Judge Leclerc MOVED that the proposed amendment to Rule 4, NDRCivP, to add a subdivision to (d)(2)(H) be disapproved. Mr. Hill seconded the motion. Motion CARRIED.

RULE 44, NDRCrimP

Mr. Hill MOVED the adoption of the proposed amendments to Rule 44, NDRCrimP, draft #2, as follows:

Line 2: Delete "shall be" and insert "is";

Line 5: Insert the words "in the courts of" after

the word "appeal";

Line 6: Insert the words "this state" at the beginning

of the line;

Line 7: Delete "shall be" and insert "is";

Line 11: After the word "appeal" insert "in the courts of this state".

Judge Kosanda seconded the motion. Motion CARRIED.

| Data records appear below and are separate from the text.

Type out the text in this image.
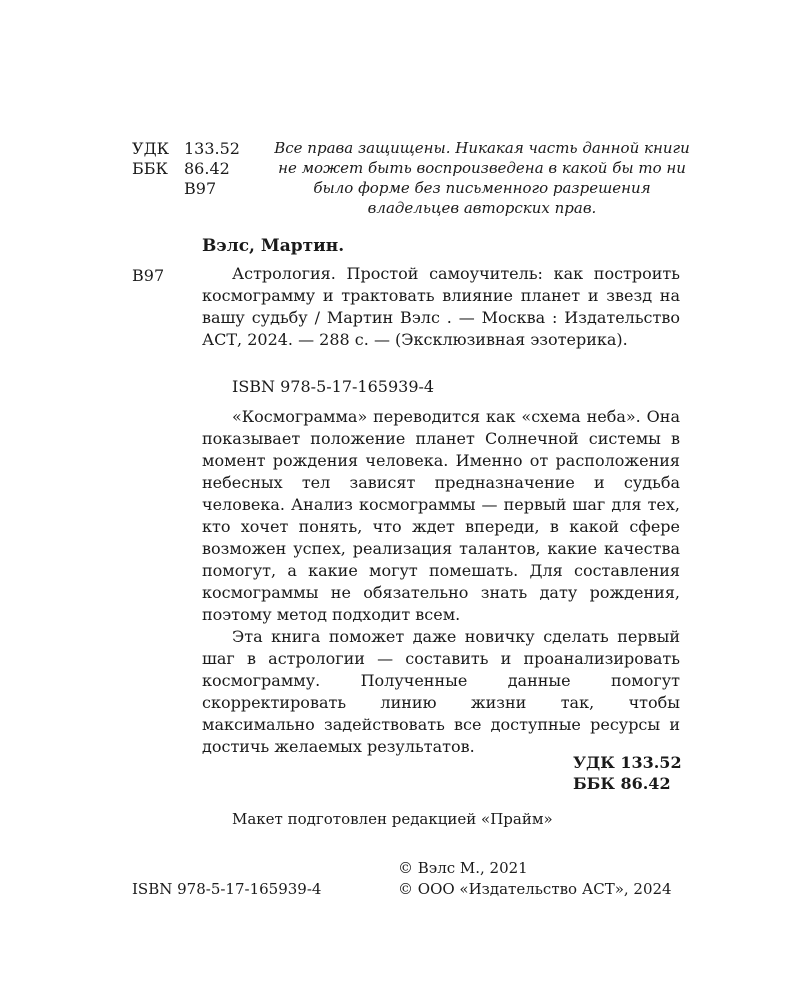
УДК 133.52
ББК 86.42
В97
Все права защищены. Никакая часть данной книги не может быть воспроизведена в какой бы то ни было форме без письменного разрешения владельцев авторских прав.
Вэлс, Мартин.
В97	Астрология. Простой самоучитель: как построить космограмму и трактовать влияние планет и звезд на вашу судьбу / Мартин Вэлс . — Москва : Издательство АСТ, 2024. — 288 с. — (Эксклюзивная эзотерика).

ISBN 978-5-17-165939-4

«Космограмма» переводится как «схема неба». Она показывает положение планет Солнечной системы в момент рождения человека. Именно от расположения небесных тел зависят предназначение и судьба человека. Анализ космограммы — первый шаг для тех, кто хочет понять, что ждет впереди, в какой сфере возможен успех, реализация талантов, какие качества помогут, а какие могут помешать. Для составления космограммы не обязательно знать дату рождения, поэтому метод подходит всем.

Эта книга поможет даже новичку сделать первый шаг в астрологии — составить и проанализировать космограмму. Полученные данные помогут скорректировать линию жизни так, чтобы максимально задействовать все доступные ресурсы и достичь желаемых результатов.

УДК 133.52
ББК 86.42
Макет подготовлен редакцией «Прайм»
ISBN 978-5-17-165939-4
© Вэлс М., 2021
© ООО «Издательство АСТ», 2024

RIGHT TO AND ASSIGNMENT OF COUNSEL

Absent a knowing and intelligent waiver, every indigent defendant is entitled to have counsel appointed at public expense to represent him at every stage of the proceedings from his initial appearance before a magistrate through appeal in the courts of this state in all felony cases. Absent a knowing and intelligent waiver, every indigent defendant is entitled to have counsel appointed at public expense to represent him at every stage of the proceedings from his initial appearance before a magistrate through appeal in the courts of this state in all non-felony cases unless the magistrate has determined that sentence upon conviction will not include imprisonment. The court shall appoint counsel to represent a defendant at his expense if he is unable to secure the assistance of counsel and is not indigent.

RULE 41, NDRAppP

Judge Burdick MOVED that further consideration of amendments to Rule 41, NDRAppP, be laid over to the next meeting. Mr. Kirby seconded the motion. Motion CARRIED.

ADJOURNMENT

Mr. Kraft MOVED to adjourn to November 18, 1982. Mr. Hill seconded the motion. Motion CARRIED.